Some key steps to help improve success are:

  • Get rid of the bad and stock up on the good – Make sure that you throw out your trigger foods (don’t use them up, throw them out), and stock your cupboards and fridge with low carbohydrate, satiating foods rich in good quality protein and healthy fats.
  • Know your appetite cues - Prioritise protein, eliminate processed foods that stoke your appetite and are easy to over-consume, pay attention to when you’re drawn to eat for any reason other than hunger, and move your body instead —go for a walk, do some yoga.
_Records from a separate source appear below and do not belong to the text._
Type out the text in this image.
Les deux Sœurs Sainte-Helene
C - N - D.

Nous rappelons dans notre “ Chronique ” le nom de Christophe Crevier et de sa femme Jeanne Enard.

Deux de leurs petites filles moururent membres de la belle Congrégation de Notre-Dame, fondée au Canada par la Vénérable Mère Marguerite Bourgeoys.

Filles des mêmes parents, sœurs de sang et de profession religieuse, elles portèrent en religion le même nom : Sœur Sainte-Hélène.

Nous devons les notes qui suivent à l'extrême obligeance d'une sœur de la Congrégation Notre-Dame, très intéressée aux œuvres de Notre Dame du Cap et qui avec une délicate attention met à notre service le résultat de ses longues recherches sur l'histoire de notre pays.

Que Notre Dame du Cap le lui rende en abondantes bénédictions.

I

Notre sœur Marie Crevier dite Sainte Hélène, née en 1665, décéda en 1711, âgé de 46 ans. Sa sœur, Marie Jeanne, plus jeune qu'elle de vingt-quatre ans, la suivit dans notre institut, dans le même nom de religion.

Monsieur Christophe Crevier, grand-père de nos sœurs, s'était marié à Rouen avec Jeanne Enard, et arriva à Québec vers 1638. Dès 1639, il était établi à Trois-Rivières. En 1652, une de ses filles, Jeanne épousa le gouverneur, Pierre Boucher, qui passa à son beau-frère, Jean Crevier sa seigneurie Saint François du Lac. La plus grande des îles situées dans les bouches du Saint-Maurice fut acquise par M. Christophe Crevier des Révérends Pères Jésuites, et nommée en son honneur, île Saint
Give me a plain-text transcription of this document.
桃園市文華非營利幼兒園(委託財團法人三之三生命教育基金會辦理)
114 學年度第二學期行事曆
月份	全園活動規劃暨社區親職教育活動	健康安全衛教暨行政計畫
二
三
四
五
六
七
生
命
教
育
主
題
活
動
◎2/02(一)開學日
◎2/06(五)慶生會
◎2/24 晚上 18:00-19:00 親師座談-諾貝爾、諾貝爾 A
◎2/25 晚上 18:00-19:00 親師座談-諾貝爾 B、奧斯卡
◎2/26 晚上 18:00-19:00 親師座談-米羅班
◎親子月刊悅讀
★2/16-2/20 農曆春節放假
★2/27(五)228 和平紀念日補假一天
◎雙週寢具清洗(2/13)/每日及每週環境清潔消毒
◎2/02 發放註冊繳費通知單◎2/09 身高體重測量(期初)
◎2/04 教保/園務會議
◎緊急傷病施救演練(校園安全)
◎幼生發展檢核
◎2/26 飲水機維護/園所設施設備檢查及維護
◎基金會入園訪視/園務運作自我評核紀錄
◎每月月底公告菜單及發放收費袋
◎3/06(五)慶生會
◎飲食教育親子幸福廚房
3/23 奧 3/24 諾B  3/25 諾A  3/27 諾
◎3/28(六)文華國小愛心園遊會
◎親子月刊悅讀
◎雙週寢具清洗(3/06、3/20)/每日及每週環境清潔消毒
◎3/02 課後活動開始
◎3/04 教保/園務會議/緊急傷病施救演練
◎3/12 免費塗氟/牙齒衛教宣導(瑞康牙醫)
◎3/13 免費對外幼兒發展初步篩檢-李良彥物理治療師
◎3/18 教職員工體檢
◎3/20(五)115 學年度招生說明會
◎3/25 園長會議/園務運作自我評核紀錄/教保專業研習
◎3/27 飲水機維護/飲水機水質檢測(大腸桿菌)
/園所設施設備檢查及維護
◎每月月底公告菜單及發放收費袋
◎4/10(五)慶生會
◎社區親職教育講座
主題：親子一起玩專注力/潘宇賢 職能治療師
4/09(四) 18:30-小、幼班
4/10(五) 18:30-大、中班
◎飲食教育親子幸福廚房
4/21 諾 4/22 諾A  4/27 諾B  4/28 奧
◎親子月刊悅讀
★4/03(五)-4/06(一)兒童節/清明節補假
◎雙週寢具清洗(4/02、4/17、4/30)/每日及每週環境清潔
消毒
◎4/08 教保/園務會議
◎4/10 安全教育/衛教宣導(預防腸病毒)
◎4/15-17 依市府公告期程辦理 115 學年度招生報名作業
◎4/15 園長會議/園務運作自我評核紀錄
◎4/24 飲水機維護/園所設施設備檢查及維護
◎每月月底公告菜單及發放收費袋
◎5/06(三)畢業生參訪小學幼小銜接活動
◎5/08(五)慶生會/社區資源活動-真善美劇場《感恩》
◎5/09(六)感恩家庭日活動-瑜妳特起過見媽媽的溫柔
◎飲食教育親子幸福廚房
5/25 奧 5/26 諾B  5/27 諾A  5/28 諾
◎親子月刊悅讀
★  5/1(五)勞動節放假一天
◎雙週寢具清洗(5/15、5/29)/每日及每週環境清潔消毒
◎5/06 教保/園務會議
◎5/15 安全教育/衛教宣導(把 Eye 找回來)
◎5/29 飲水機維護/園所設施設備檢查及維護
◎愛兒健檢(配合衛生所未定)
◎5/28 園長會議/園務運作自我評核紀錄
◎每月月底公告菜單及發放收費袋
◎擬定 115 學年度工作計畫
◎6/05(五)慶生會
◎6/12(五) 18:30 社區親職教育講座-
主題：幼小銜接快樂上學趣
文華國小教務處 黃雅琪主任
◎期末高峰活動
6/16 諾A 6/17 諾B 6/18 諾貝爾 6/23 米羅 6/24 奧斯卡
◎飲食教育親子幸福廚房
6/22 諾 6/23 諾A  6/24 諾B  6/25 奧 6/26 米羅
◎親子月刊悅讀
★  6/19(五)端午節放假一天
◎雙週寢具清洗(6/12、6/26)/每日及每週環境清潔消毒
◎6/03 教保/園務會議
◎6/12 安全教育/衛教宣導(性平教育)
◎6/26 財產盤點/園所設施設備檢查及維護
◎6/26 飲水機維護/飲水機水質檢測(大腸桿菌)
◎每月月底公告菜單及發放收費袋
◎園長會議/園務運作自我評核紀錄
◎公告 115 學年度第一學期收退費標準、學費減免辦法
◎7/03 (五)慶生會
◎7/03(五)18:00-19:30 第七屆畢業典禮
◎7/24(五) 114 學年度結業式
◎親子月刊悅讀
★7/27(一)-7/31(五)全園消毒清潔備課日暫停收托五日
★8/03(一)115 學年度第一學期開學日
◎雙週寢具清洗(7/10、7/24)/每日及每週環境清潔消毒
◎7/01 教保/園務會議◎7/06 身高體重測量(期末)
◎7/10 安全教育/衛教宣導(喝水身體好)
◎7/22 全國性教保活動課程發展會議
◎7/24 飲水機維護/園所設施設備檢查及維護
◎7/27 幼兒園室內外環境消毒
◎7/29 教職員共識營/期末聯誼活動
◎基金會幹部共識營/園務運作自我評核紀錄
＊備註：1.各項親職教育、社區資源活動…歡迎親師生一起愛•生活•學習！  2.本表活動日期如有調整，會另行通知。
  • Eat the right foods, slowly - Eat whole, real, nutrient-dense, and satiating foods. Lots of them, but eat them slowly. If it is meat, fish, chicken, eggs, Greek yogurt, green leafy vegetables? Eat as much as you need to be reasonably full, and as often as you need to squash hunger and cravings. Do not worry about meal timing or frequency. Eat more, not less: resist the urge to over-restrict or limit intake. This flies in the face of every diet rule you have ever heard, but it is a means to an end. You will never get where you want to go if you are chronically hungry, hangry or feeling deprived. Eat more to weigh less. You’ve tried over restricting and it hasn’t worked. By eating slowly, your brain catches up with your stomach in terms of feeling full.
  • Relax being you. Stop comparing yourself to a previous version of yourself. It is shame in disguise, and it will only serve to keep you stuck. If you had been successful with your eating before and then fell off that wagon, don’t rush to get back to where you were. The process takes time.
  • Be kind to yourself: Encourage yourself as you would a friend, and if things slip, gently remind yourself that change is possible and will happen.
  • Focus on the now – One day at a time – Remember ‘Rome wasn’t built in a day’, and you are embarking on a sustainable lifestyle change. Small steps, and if you take one step back, remind yourself that you can take two steps forward. Do not catastrophise should something go wrong. Consistency. Teeny, tiny baby steps. Make the next right decision. And then another one. Not forever, just right now. Just today.
  • Know your people – have support in place, maybe a friend you can call. Make sure that people around you understand your reasons for your lifestyle change, the importance of it and seek their encouragement and support.
  • Choose Your Hard – I love this one – Losing weight is hard, but being overweight is hard – CHOOSE YOUR HARD.

Remember to be resilient and bask in your successes. Learn from your setbacks and turn them around quickly. Not tomorrow. Now. Do this regularly and success will come.